What of abstract knowledge, you ask? Screw abstract knowledge. It’s not actually about anything, is it?
Tellers, von Neumanns and Newtons would probably learn arithmetic just fine with common core. They would do just fine without it, too.
If your child is normal-ish, he needs repetitive drill, and he will not learn anything by being encouraged to “explore.”
90+% of the population wants to be told THE answer, and will not, cannot think successfully.
“Wang Wei Lin is right: memorization of the very basics is the foundation. It’s not trendy, and it’s boring to teach, but for most students it’s the best way.”
It isn’t mentioned but they made the same mistake with whole language, I think it was called, instead of phonics. They taught kids to read with hieroglyphics of the whole word instead of the basics. Phonetics are the main big advantage over graphic whole symbol based writing systems and they ignored it.

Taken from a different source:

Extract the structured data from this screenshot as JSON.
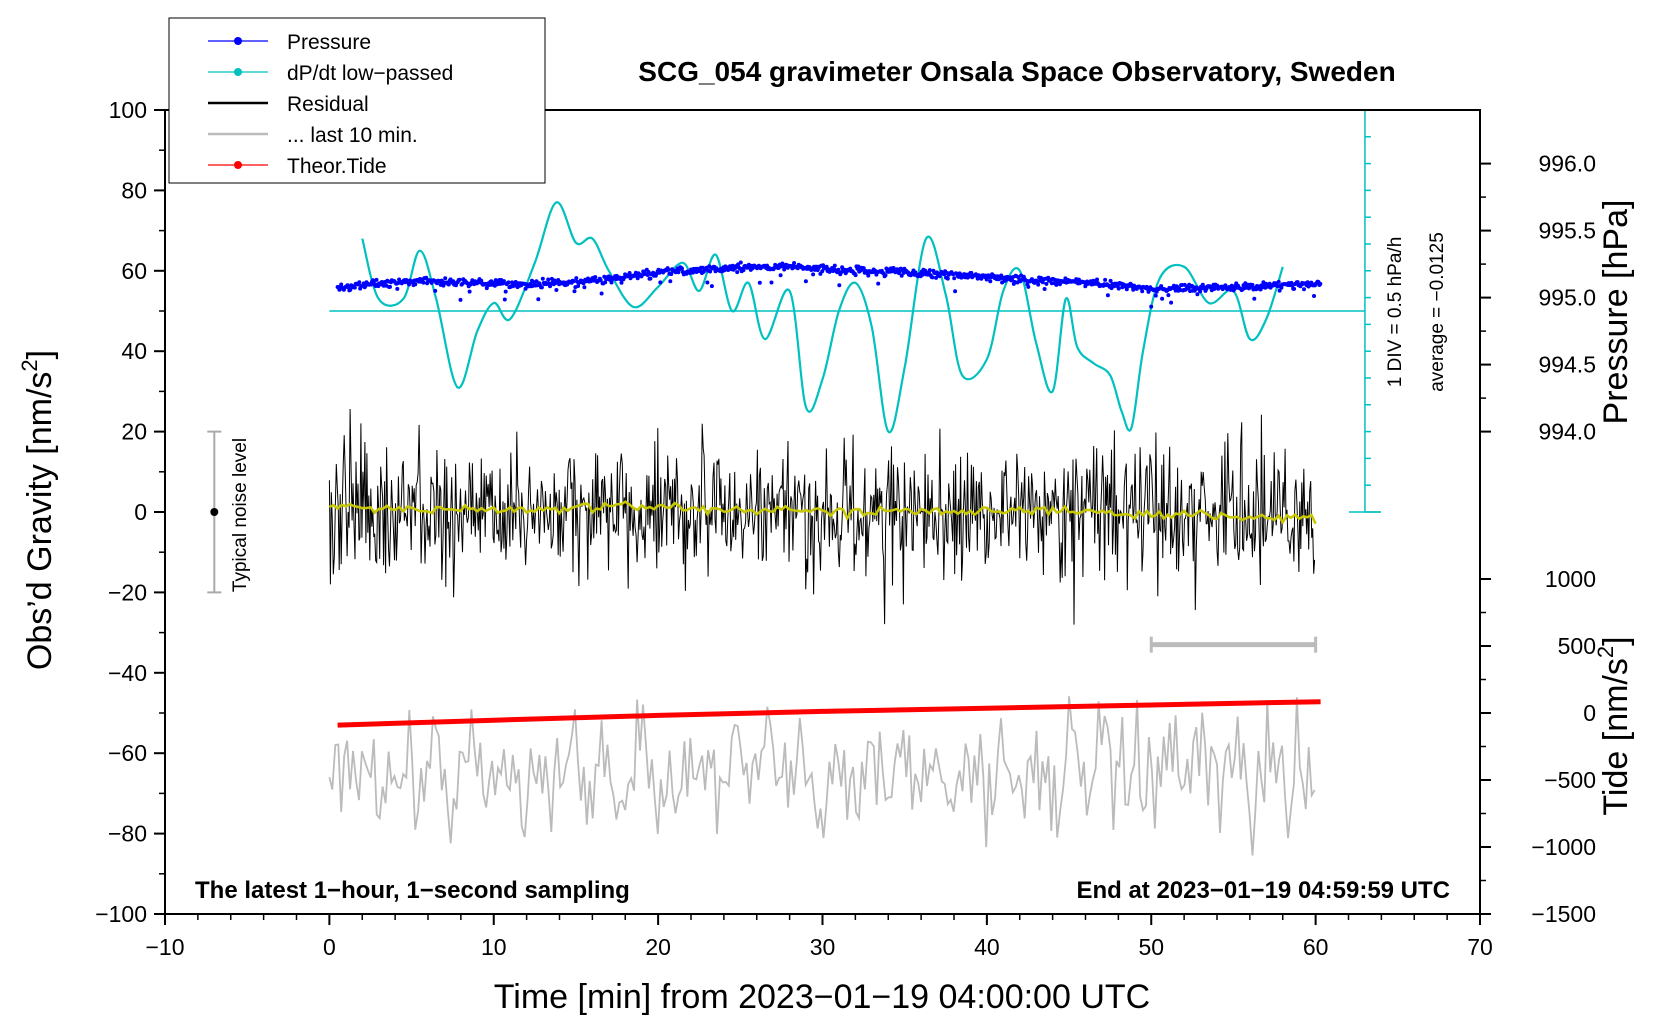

I think what they were trying to do was to mimic the people who read fast by seeing the whole word as one but that doesn’t work for everyone and probably doesn’t work as well if you skip the phonics part.
I wonder if the “new” math essentially did the same. Study accomplished math students and try to replicate their performance by skipping steps.
I once heard Pierre Deligne say that his children stopped asking him for help with their homework because he would suggest many different ways to solve a problem. Regression to the mean.
But even Von Neumann said that in mathematics, you don’t understand things, you just get used to them. A hyperbolic truth.